A secretary general must be chosen unanimously.
The four candidates are current Ecuadorean oil minister Wilson Pastor-Morris, former Iranian oil minister Gholamhossein Nozari, former Iraqi oil minister Thamer Ghadban and former Saudi Arabian governor Majid Moneef.
As recently as September 24, Iran’s OPEC governor, Mohammad Ali Khatibi said Iran wanted the job to go to Nozari and would not support candidates from other countries.
On October 23, after the panel meeting in Vienna, students’ news agency ISNA quoted Khatibi saying that it was possible that OPEC would not be able to agree on a new secretary general in December.
Assuming Iran refuses to back the Saudi candidate and that Saudi Arabia refuses to back the Iranian, will either country support the Ecuadorean or Iraqi candidate in an attempt to find a compromise? Before you try to answer this question, cast your mind back a few years and recall that ministers chose Badri only after OPEC had been three years without a secretary general.
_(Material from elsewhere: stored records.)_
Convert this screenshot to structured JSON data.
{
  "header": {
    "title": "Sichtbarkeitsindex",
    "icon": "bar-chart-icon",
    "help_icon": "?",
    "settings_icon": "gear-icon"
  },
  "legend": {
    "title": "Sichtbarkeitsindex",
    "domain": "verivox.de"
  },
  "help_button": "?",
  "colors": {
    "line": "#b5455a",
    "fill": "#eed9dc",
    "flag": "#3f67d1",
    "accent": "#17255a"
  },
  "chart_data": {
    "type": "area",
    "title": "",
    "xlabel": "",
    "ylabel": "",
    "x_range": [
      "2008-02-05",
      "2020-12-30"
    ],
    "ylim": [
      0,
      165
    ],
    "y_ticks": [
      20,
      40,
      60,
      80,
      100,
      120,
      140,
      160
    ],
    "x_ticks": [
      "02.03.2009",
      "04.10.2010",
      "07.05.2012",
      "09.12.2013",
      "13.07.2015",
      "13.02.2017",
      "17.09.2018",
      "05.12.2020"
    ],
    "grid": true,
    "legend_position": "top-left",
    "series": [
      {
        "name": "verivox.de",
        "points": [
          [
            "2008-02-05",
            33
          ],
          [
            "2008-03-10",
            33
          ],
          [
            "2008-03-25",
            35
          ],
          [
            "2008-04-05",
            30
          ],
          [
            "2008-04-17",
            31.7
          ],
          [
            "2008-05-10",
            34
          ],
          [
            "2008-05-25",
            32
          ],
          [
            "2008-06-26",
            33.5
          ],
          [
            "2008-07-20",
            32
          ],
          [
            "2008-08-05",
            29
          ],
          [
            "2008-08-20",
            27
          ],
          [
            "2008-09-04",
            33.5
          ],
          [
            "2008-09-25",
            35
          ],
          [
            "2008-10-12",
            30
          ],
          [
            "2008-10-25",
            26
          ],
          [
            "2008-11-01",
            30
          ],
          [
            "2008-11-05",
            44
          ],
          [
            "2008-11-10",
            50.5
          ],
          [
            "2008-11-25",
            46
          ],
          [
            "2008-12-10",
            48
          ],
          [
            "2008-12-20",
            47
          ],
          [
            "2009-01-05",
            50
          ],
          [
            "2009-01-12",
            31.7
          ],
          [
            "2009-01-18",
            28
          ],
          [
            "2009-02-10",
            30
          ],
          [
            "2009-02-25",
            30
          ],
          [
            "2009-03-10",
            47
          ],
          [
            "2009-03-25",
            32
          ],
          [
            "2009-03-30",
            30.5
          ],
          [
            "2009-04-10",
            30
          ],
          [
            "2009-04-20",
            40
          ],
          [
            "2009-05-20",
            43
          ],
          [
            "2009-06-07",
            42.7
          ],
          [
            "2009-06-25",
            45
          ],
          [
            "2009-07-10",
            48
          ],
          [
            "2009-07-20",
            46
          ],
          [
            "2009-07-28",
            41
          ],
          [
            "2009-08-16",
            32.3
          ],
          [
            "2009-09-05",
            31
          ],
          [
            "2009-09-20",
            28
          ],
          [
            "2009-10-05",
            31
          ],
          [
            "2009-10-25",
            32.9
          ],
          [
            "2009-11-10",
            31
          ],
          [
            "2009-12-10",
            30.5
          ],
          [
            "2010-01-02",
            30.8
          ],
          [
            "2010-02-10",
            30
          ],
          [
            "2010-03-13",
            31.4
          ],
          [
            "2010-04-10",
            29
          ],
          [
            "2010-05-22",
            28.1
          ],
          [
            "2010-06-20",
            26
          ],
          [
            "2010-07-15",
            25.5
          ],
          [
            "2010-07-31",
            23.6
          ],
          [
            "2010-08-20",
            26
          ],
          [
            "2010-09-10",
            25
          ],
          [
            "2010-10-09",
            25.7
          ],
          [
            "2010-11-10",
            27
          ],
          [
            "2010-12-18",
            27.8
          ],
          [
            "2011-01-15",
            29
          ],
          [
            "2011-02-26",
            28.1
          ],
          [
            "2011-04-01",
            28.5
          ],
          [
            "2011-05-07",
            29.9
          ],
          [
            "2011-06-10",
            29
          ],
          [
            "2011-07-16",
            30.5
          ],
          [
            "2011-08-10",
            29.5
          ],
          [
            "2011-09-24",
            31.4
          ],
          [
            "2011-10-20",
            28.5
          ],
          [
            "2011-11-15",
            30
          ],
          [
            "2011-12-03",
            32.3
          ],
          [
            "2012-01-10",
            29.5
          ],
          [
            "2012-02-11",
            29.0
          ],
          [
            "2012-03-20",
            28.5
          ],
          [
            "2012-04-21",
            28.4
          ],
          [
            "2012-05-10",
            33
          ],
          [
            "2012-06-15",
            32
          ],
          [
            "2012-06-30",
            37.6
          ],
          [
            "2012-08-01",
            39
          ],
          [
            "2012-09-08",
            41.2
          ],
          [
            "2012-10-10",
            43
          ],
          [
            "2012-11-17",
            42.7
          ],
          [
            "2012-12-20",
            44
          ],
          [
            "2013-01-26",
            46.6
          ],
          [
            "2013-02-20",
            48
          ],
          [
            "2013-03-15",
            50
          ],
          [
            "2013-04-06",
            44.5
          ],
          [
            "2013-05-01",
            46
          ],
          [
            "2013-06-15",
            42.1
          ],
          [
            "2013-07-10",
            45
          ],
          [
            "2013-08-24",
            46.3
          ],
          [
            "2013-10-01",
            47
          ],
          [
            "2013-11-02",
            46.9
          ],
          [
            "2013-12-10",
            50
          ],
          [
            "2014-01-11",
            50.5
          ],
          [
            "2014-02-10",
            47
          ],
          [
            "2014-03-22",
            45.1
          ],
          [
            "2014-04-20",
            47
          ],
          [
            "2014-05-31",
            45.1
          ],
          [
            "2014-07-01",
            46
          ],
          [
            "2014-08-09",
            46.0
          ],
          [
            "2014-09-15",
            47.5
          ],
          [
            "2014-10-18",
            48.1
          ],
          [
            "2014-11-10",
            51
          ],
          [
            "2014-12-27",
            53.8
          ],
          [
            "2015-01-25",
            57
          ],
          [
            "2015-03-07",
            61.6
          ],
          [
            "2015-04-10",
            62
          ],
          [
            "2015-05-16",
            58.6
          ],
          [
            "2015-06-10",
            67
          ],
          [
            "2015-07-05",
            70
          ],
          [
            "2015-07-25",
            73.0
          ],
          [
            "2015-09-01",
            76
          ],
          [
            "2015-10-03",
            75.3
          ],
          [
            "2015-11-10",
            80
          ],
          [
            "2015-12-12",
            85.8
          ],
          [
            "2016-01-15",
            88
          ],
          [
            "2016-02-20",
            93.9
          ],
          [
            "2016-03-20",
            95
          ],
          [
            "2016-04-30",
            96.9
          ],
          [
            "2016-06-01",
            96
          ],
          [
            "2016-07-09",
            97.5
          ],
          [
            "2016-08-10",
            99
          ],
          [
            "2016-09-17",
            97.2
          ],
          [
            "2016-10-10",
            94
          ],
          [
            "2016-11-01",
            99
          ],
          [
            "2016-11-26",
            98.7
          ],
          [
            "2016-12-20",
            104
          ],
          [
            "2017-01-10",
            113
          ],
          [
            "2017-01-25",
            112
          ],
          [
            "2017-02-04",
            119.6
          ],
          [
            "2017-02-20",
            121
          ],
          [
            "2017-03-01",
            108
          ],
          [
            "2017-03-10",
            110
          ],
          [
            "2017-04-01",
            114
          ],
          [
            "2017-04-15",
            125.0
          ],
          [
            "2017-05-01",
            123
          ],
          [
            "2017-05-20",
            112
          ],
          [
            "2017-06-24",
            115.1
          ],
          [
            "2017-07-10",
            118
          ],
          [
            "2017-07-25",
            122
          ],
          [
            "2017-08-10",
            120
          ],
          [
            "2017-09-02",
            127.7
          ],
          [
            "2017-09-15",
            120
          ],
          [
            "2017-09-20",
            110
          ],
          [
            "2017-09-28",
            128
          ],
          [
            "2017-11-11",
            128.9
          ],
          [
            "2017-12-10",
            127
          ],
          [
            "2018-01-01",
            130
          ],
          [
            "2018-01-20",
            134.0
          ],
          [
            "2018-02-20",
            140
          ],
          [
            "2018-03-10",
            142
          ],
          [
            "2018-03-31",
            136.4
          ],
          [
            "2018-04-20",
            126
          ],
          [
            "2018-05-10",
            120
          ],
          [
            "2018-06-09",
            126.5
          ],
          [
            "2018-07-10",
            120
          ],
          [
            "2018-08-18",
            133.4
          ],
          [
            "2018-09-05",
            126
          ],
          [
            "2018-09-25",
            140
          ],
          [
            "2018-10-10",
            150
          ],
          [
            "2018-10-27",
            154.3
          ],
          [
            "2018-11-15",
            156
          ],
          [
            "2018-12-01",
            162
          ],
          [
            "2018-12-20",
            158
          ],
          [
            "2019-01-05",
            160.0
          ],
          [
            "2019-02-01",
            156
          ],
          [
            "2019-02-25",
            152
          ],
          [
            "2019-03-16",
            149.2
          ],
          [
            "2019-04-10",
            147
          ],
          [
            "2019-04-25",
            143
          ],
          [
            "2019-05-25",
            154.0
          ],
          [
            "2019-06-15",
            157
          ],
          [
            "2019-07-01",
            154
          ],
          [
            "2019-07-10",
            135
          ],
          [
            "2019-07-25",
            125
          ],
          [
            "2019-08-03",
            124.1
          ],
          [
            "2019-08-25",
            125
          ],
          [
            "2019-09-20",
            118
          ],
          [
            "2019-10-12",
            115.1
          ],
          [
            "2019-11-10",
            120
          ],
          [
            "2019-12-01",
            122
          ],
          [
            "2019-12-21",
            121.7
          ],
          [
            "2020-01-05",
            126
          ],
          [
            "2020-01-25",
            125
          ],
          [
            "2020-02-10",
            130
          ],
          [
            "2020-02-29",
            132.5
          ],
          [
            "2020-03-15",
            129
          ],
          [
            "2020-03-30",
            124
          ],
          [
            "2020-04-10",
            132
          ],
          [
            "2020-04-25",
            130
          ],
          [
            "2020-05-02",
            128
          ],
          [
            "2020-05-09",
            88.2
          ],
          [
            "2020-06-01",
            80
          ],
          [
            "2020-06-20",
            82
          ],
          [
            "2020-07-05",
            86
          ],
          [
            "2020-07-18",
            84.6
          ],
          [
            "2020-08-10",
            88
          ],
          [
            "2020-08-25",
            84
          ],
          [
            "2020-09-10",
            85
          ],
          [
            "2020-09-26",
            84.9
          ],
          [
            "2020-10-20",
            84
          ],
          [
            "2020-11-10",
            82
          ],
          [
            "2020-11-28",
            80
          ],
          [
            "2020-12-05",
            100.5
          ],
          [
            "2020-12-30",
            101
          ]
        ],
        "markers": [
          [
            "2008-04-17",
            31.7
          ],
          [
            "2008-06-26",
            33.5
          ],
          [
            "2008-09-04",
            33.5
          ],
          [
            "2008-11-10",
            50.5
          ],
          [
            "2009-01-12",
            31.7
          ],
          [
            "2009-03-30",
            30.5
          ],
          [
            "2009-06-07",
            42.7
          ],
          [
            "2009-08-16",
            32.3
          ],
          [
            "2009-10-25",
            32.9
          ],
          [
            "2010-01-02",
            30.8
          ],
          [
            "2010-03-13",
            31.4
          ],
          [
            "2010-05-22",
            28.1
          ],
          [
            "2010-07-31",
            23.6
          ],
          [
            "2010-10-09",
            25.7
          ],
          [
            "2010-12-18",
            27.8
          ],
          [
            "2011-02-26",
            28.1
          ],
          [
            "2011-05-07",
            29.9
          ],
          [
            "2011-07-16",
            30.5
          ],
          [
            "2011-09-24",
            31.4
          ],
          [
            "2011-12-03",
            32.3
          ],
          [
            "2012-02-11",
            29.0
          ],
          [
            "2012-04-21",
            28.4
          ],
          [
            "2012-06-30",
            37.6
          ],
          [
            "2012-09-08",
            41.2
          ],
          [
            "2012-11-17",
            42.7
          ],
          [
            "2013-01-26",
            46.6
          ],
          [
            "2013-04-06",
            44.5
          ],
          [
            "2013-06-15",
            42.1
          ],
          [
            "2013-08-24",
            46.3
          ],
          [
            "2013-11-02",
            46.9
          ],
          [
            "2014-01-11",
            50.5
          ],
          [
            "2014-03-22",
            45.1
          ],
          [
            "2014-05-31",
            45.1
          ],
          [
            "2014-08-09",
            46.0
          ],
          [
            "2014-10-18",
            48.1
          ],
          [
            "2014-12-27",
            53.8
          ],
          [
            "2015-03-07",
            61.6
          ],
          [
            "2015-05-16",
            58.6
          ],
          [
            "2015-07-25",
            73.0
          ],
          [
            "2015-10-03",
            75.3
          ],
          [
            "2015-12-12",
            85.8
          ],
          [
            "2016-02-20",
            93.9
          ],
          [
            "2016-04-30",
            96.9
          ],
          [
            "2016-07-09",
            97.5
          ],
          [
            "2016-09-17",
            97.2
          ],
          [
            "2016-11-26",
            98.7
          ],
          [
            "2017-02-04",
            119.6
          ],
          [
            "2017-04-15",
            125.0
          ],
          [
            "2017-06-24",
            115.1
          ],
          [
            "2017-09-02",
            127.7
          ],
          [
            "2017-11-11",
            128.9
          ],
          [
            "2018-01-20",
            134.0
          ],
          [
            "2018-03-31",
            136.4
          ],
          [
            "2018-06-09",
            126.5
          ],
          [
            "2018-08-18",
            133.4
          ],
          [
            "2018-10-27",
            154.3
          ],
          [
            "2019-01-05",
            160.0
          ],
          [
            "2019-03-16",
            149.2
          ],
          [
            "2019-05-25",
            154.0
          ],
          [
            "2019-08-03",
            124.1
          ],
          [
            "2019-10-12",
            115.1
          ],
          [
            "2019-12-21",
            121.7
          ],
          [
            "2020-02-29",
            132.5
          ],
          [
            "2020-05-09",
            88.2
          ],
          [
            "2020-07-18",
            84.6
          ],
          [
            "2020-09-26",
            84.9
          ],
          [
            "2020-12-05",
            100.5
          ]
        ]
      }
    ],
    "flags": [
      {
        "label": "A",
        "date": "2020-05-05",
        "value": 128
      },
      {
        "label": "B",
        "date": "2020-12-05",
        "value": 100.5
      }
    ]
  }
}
And that is only one, recent example of how long winded the process of filling the job can be.
Arguably, the secretary general is the public face of OPEC and failure to agree on a secretary general serves to amplify the differences between member countries on other more important issues such as crude production policy.
Those differences were shown in high relief at the June 2011 meeting when a Saudi-led Gulf move to increase output was opposed by other countries and the conference broke up without agreement on production levels.
Six months later, in December, ministers managed to agree on an overall 30 million b/d output ceiling — but without any distribution of quotas — which they extended for a further six months in June this year.
Amid great uncertainty over the global economy in the year ahead, OPEC will be best placed to decide production policy if there is cohesion in the ranks — something which will be greatly compromised if squabbling over the secretary general job spills over into the wider arena.